Social Security COLA to drop significantly in 2024, senior group predicts
(NEXSTAR) – Social Security recipients shouldn’t expect 2024’s cost-of-living adjustment (COLA) to be as significant as 2023’s, despite warnings that beneficiaries are losing their purchasing power.
“The 2024 COLA could be around 3.1%,” Mary Johnson, the Social Security and Medicare policy analyst for the Senior Citizens League, said in a news release issued last week.
The Senior Citizen’s League (TSCL), a nonpartisan senior advocacy group, has for years based its estimations of upcoming COLA increases on data from the Bureau of Labor Statistics and specifically its Consumer Price Indexes — the same data which is ultimately used by the Social Security Administration to determine its annual COLA increases.
The 2023 increase, at 8.7%, was the largest COLA increase in over four decades, partially thanks to supply-chain disruptions which fueled soaring inflation amid the pandemic. But analysts with TSCL are worried that cooling inflation — or at least the appearance of cooling inflation — will result in a smaller 2024 COLA increase that could have detrimental effects on beneficiaries.
“Inflation is moderating, but a lower inflation rate has not necessarily meant that prices have decreased,” TSCL writes in a study published earlier this month, in which the group argues that “key items” remain at “stubbornly high” prices.
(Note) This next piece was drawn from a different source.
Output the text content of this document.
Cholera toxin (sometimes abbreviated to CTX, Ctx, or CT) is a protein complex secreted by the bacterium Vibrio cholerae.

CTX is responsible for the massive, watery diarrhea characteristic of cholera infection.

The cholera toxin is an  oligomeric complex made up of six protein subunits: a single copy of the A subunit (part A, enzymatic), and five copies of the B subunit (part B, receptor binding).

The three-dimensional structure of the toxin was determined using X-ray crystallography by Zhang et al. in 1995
Johnson, speaking with Nexstar ahead of last year’s COLA announcement, noted said that seniors have different spending habits than younger generations. The Consumer Price Index, she said, does not accurately reflect the rising costs of items that older Americans more frequently spend their money on, including prescription drugs, food, housing or dental services (which are generally not covered by Medicare).
“[Seniors] are spending a bigger percentage of their household budgets [on these expenses],” Johnson said. “These costs are not showing up, necessarily, in the COLA. There’s a weakness in the COLA.”
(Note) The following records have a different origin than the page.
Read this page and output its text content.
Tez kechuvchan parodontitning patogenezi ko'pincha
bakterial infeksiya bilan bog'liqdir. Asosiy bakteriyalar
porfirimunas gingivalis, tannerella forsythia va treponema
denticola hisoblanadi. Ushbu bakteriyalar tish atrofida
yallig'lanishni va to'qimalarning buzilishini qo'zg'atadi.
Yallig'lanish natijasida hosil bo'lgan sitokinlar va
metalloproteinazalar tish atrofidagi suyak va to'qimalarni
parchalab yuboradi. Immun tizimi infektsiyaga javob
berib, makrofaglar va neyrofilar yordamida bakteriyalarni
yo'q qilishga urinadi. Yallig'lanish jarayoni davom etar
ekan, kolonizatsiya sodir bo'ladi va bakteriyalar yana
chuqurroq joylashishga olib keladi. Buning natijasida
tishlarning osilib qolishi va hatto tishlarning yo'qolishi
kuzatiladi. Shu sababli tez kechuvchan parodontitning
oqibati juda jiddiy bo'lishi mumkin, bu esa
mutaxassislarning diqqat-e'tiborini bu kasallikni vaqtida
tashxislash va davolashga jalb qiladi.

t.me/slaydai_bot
TSCL’s most recent study of benefit increases over the last two decades also appears to show a significant decline in seniors’ ability to keep up with rising prices: Social Security benefits, according to TSCL, have lost about a third of their buying power since 2000, even when accounting for every COLA increase over the last 22 years.
“For every $100 a retired household spent on groceries in 2000, that household can only buy about $64 worth today,” TSCL wrote.
TSCL’s projections of a 3.1% COLA increase in 2024 are subject to change, of course. The official COLA won’t be announced until October before going into effect in January. But no matter the increase, it likely won’t be enough to satisfy the needs of seniors, TSCL believes.
“It’s not like we have a target number we were hoping for. We want to see an approach that’s more comprehensive than that,” said Johnson, who pointed to a number of economic issues facing current and future beneficiaries — including the possibility of Social Security’s insolvency, of the fact that fewer jobs now offer pensions to supplement Social Security checks.
“People are also living longer lives in retirement, so it’s hard for anyone to save for that,” she said.